THE SIGRDRIFUMÁL

Brynhildr by Robert Engels
Brynhildr, Robert Engels

The Lay of Sigrdrífa From the Poetic Edda (c. 900–1100 CE)

What It Is: A poem in which the hero Sigurd (Siegfried) awakens the valkyrie Sigrdrífa (later identified with Brynhildr), who has been put to sleep by Odin as punishment for defying his will in battle. Upon waking, she offers Sigurd a horn of mead and delivers an extended instruction in runic wisdom: which runes to carve for victory in battle, which for healing, which for safe seafaring, which for eloquence in speech, which for the protection of the mind. She then delivers a set of ethical counsels: avoid swearing false oaths, beware of the treachery of those you trust, do not argue with fools, and honour the dead.

Why It Matters: The Sigrdrífumál is the clearest surviving text on the operative use of runes not as an alphabet but as a system of sacred symbols with specific magical applications. Each category of rune has a specific function: ál-rúnir (ale-runes) protect against poison, brim-rúnir (wave-runes) protect at sea, mál-rúnir (speech-runes) grant eloquence, hugrunar (thought-runes) sharpen the mind. The runes are not letters that happen to carry magical associations; they are magical technologies that happen to also function as letters. This is identical to the understanding of Egyptian hieroglyphs as heka (words of power), of the Hebrew letters in Kabbalistic practice as creative forces, and of the Greek voces magicae in the PGM as operative sounds. The rune is a synthema in the Chaldean sense: a token placed in the material world by the divine, through which the practitioner can reconnect with cosmic power.
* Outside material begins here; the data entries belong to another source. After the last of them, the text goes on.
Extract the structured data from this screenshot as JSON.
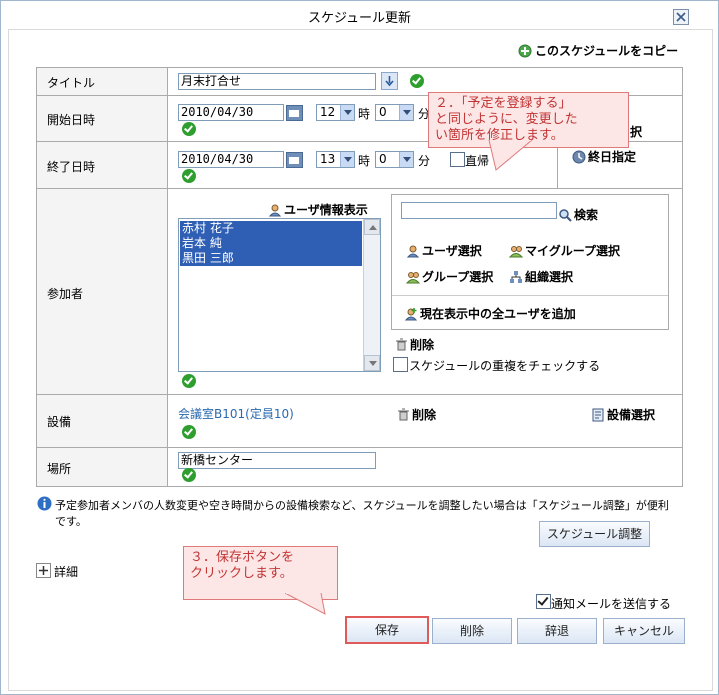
{
  "dialog": {
    "title": "スケジュール更新"
  },
  "copy_link": "このスケジュールをコピー",
  "fields": {
    "title_label": "タイトル",
    "title_value": "月末打合せ",
    "start_label": "開始日時",
    "start_date": "2010/04/30",
    "start_hour": "12",
    "start_min": "0",
    "end_label": "終了日時",
    "end_date": "2010/04/30",
    "end_hour": "13",
    "end_min": "0",
    "hour_unit": "時",
    "min_unit": "分",
    "direct_return": "直帰",
    "day_select_fragment": "択",
    "allday": "終日指定",
    "participants_label": "参加者",
    "user_info_show": "ユーザ情報表示",
    "participants": [
      "赤村  花子",
      "岩本  純",
      "黒田  三郎"
    ],
    "search_placeholder": "",
    "search_btn": "検索",
    "user_select": "ユーザ選択",
    "mygroup_select": "マイグループ選択",
    "group_select": "グループ選択",
    "org_select": "組織選択",
    "add_all_users": "現在表示中の全ユーザを追加",
    "delete": "削除",
    "check_duplicate": "スケジュールの重複をチェックする",
    "equipment_label": "設備",
    "equipment_value": "会議室B101(定員10)",
    "equipment_delete": "削除",
    "equipment_select": "設備選択",
    "place_label": "場所",
    "place_value": "新橋センター"
  },
  "info_text_line1": "予定参加者メンバの人数変更や空き時間からの設備検索など、スケジュールを調整したい場合は「スケジュール調整」が便利",
  "info_text_line2": "です。",
  "schedule_adjust_btn": "スケジュール調整",
  "details": "詳細",
  "notify_mail": "通知メールを送信する",
  "buttons": {
    "save": "保存",
    "delete": "削除",
    "decline": "辞退",
    "cancel": "キャンセル"
  },
  "callout2": [
    "２．「予定を登録する」",
    "と同じように、変更した",
    "い箇所を修正します。"
  ],
  "callout3": [
    "３．保存ボタンを",
    "クリックします。"
  ],
  "colors": {
    "accent": "#2f5fb5",
    "callout_bg": "#fde6e6",
    "callout_text": "#c23434",
    "check_green": "#2e9e2e"
  }
}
The figure of Sigrdrífa is equally significant. She is a valkyrie a divine feminine warrior who serves Odin on the battlefield and her punishment was for defying Odin’s command in battle by granting victory to the warrior she judged more worthy rather than the one Odin had chosen. Her defiance is an act of independent moral judgement: she chose Ma’at over obedience. Odin punished her for it, but the poem does not condemn her. It presents her wisdom as valid, her instruction as precious, and her defiance as the mark of a being who possesses genuine discernment rather than mere loyalty. The Zevist recognises in Sigrdrífa the principle that obedience to a divine command does not override the duty to act justly the same principle that animates the Promethean rebellion.

What to Take From It: The runes are operative technologies, not mere symbols. Each rune has a specific domain and a specific function. The feminine divine carries wisdom as powerful as any masculine source. Independent moral judgement is honoured even when it defies divine authority. The instruction of the valkyrie teaches the Zevist that sacred knowledge is transmitted through encounter, through awakening, and through the courage to defy unjust commands.

The valkyrie was punished for choosing justly over choosing obediently. She was put to sleep, not destroyed. And when she woke, she taught the runes. The Gods punish defiance but the knowledge of the defiant is preserved. Even the Gods honour wisdom above obedience.